On May 2017, a coalition of central banks and prominent FX market participants launched an initiative that was to become known as the FX Global Code. Along with representatives from 16 jurisdictions, and led by the deputy governor of the Reserve Bank of Australia, this enterprise set out to tidy up the FX market. FX Global Code

From a market wrought with scandal and criminal prosecution, the plan was to bring a sense of fair play back into the Forex game. To some extent, it has worked, but it still has a long way to go.

When Guy Debelle, the deputy governor of the Reserve Bank of Australia met with his fellow visionaries to compile a program to clean up the Forex markets, he was met with a fair degree of skepticism. On the brokers’ side, the one thing anathema to them was regulation.

Most FX brokers have enough hassle either deciding on market direction, or persuading clients to take a market position without worrying about the how, when, and where of each specific deal. However, almost two years after its launch, the FX Code has acquired a certain respectable degree of traction.
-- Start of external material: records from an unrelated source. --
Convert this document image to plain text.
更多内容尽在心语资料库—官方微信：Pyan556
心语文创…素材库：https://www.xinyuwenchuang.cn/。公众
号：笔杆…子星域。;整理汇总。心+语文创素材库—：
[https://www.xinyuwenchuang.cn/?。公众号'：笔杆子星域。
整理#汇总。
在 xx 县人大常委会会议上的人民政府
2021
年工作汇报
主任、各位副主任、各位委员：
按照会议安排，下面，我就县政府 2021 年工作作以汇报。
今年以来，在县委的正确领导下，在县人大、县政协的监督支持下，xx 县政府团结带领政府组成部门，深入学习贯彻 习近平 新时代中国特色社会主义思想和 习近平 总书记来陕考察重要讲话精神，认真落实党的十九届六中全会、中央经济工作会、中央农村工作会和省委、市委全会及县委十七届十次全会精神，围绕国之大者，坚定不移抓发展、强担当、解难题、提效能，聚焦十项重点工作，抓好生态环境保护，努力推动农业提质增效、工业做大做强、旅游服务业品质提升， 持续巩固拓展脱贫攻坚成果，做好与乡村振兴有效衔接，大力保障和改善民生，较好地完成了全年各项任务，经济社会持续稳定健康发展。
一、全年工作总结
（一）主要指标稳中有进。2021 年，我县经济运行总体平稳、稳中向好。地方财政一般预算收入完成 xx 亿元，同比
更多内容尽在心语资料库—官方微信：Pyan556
“The code was never intended as a replacement for proper regulation”, explains Pablo Schvartzman, Head of Customer Success at Leverate, a leading brokerage technology and services provider which specializes, among other things, in tailor-made compliance solutions.

“The code was meant as a way to complement institutional compliance requirements, and to assert a certain self-regulation standard among market participants, that would bring back the much-needed reputation and trust this industry used to have”.
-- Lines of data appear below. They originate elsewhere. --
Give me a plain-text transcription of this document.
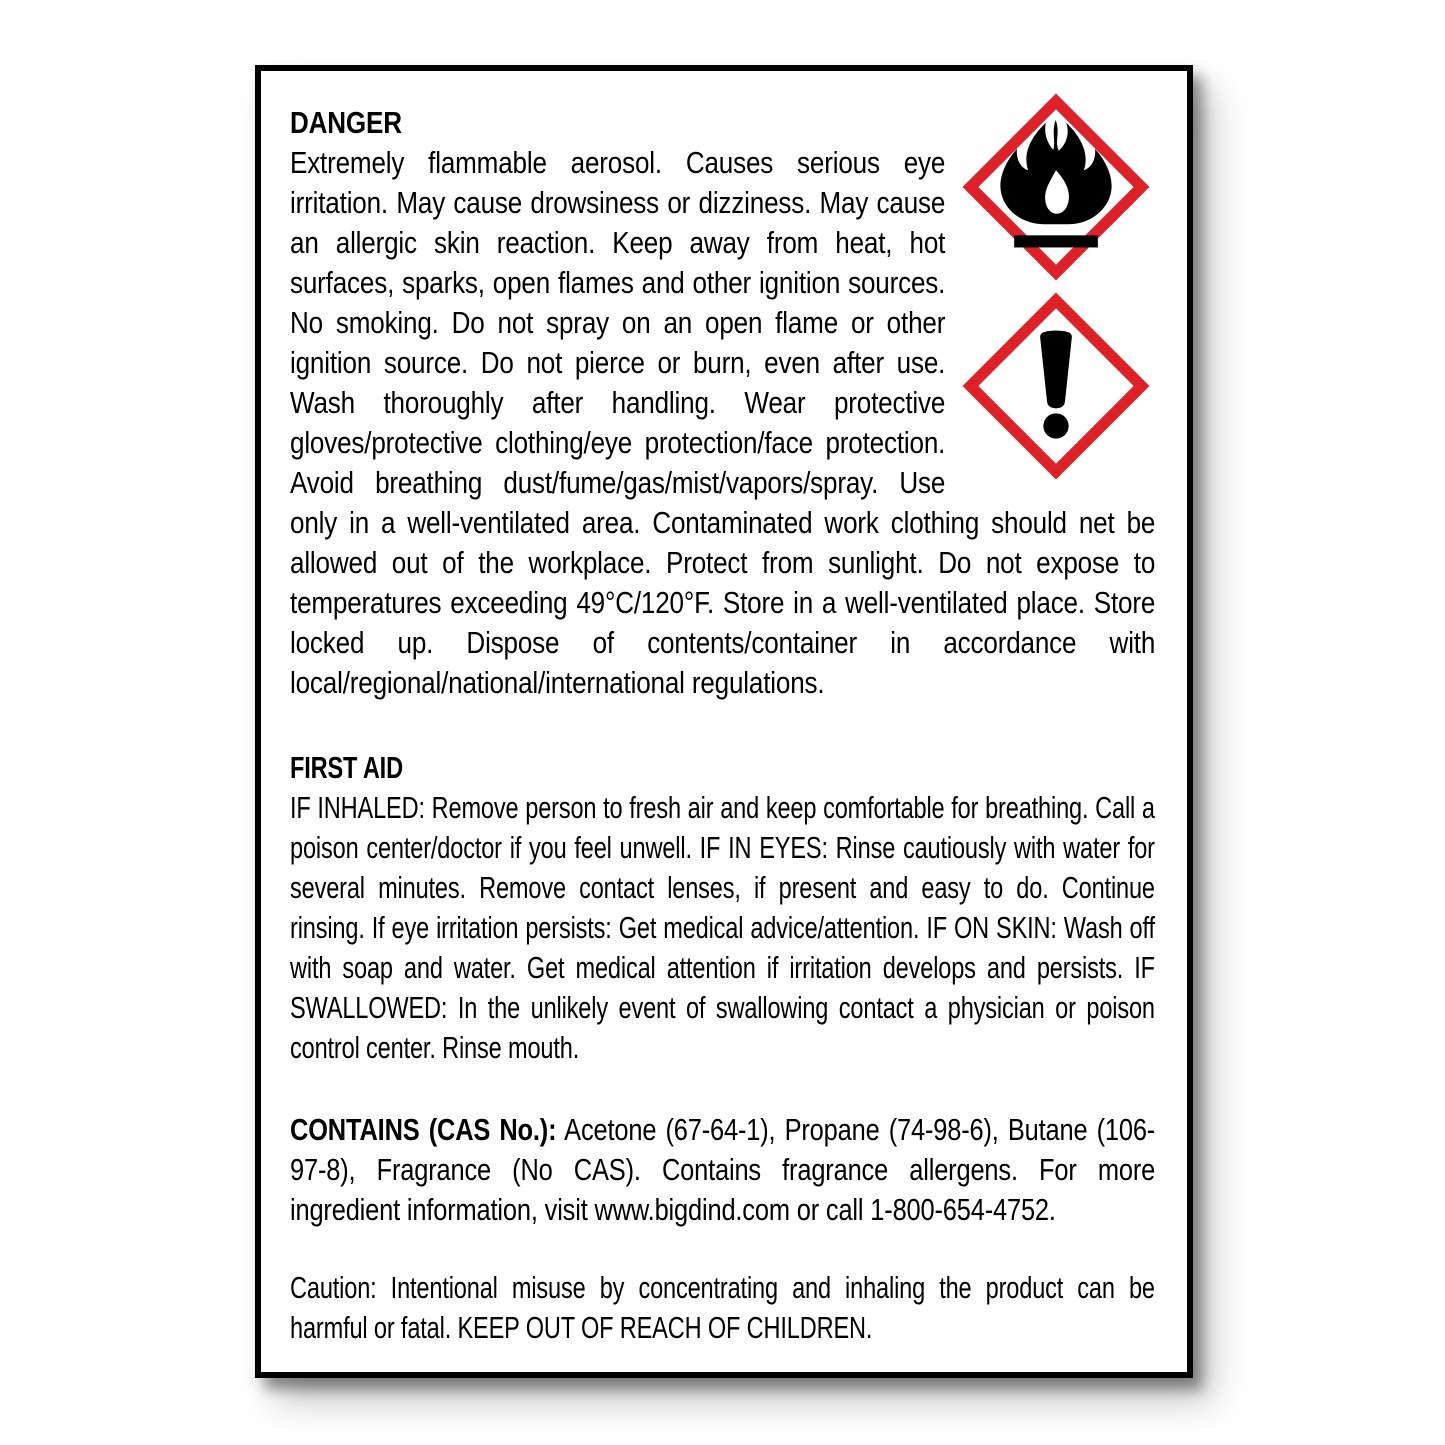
DANGER

Extremely flammable aerosol. Causes serious eye irritation. May cause drowsiness or dizziness. May cause an allergic skin reaction. Keep away from heat, hot surfaces, sparks, open flames and other ignition sources. No smoking. Do not spray on an open flame or other ignition source. Do not pierce or burn, even after use. Wash thoroughly after handling. Wear protective gloves/protective clothing/eye protection/face protection. Avoid breathing dust/fume/gas/mist/vapors/spray. Use only in a well-ventilated area. Contaminated work clothing should net be allowed out of the workplace. Protect from sunlight. Do not expose to temperatures exceeding 49°C/120°F. Store in a well-ventilated place. Store locked up. Dispose of contents/container in accordance with local/regional/national/international regulations.

FIRST AID

IF INHALED: Remove person to fresh air and keep comfortable for breathing. Call a poison center/doctor if you feel unwell. IF IN EYES: Rinse cautiously with water for several minutes. Remove contact lenses, if present and easy to do. Continue rinsing. If eye irritation persists: Get medical advice/attention. IF ON SKIN: Wash off with soap and water. Get medical attention if irritation develops and persists. IF SWALLOWED: In the unlikely event of swallowing contact a physician or poison control center. Rinse mouth.

CONTAINS (CAS No.): Acetone (67-64-1), Propane (74-98-6), Butane (106-97-8), Fragrance (No CAS). Contains fragrance allergens. For more ingredient information, visit www.bigdind.com or call 1-800-654-4752.

Caution: Intentional misuse by concentrating and inhaling the product can be harmful or fatal. KEEP OUT OF REACH OF CHILDREN.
The initial plan was never to impose a set of rigid rules on market participants. However, every market participant had to admit that the playing field was hardly level, and that improvements could be made.

The fact that the initiative was “on the move” was further shown by an update launched in August 2018. With around 500 trading entities having signed up including banks, brokers, and corporations, clearly the initiative had developed a measured degree of momentum.

The goal was to turn a five trillion dollars per day market into an enterprise that was “… robust, fair, liquid, open, and appropriately transparent”, according to the Global Foreign Exchange Committee who established the code. Perhaps a naïve hope, but that didn’t stop its adoption increasing in volume.

As a result of the FX Code, banks have become far more open in their activities. But challenges remain. Buy-side participants feel that those who are less exposed, who take less risk, may be “ganging up” against them with a plan to steal their edge. However, the opposite is true. The primary objective of the Code is to increase transparency between all market participants, avoiding any occurrence of duplicity where client funds are involved.

Other issues are involved with Last Look activity. Using this practice, traders can hold off on a deal, essentially giving themselves a “last look” before they commit to a transaction. On the positive side, this means that dealers can tighten their spreads. On the downside, it can mean significant slippage for a client waiting to be filled at the best possible price.

Then there are issues surrounding post-trade activity. The Code devotes almost 25% of its principles with settlement and confirmation using straight-through processing. Finally, there is the issue of full disclosure where each side to a deal sees the full list of participants in that trade.

This is a practice that makes many companies feel uncomfortable, as they expose clientele whom they had up to that point kept proprietary.

For these reasons, among others, not everyone has yet to sign up to The Code, and its development is far from complete. It is a continuing work in progress, and although promising in its early days, this initiative will have to stand the test of time.


“Essentially, the introduction of the FX Code should be welcomed as a positive initiative that will reintroduce a sense of integrity back into the markets”, says Pablo. “It also shows that the industry can indeed self-govern.”

“However, standard compliance with local laws and regulations will still be a necessity for growing brokerages, in order to achieve greater access to banks and PSPs and to grow their client base. The demand for compliance solutions, such as Leverate’s Regal, will keep growing, as the industry becomes more mature,” explained Mr. Schvartzman.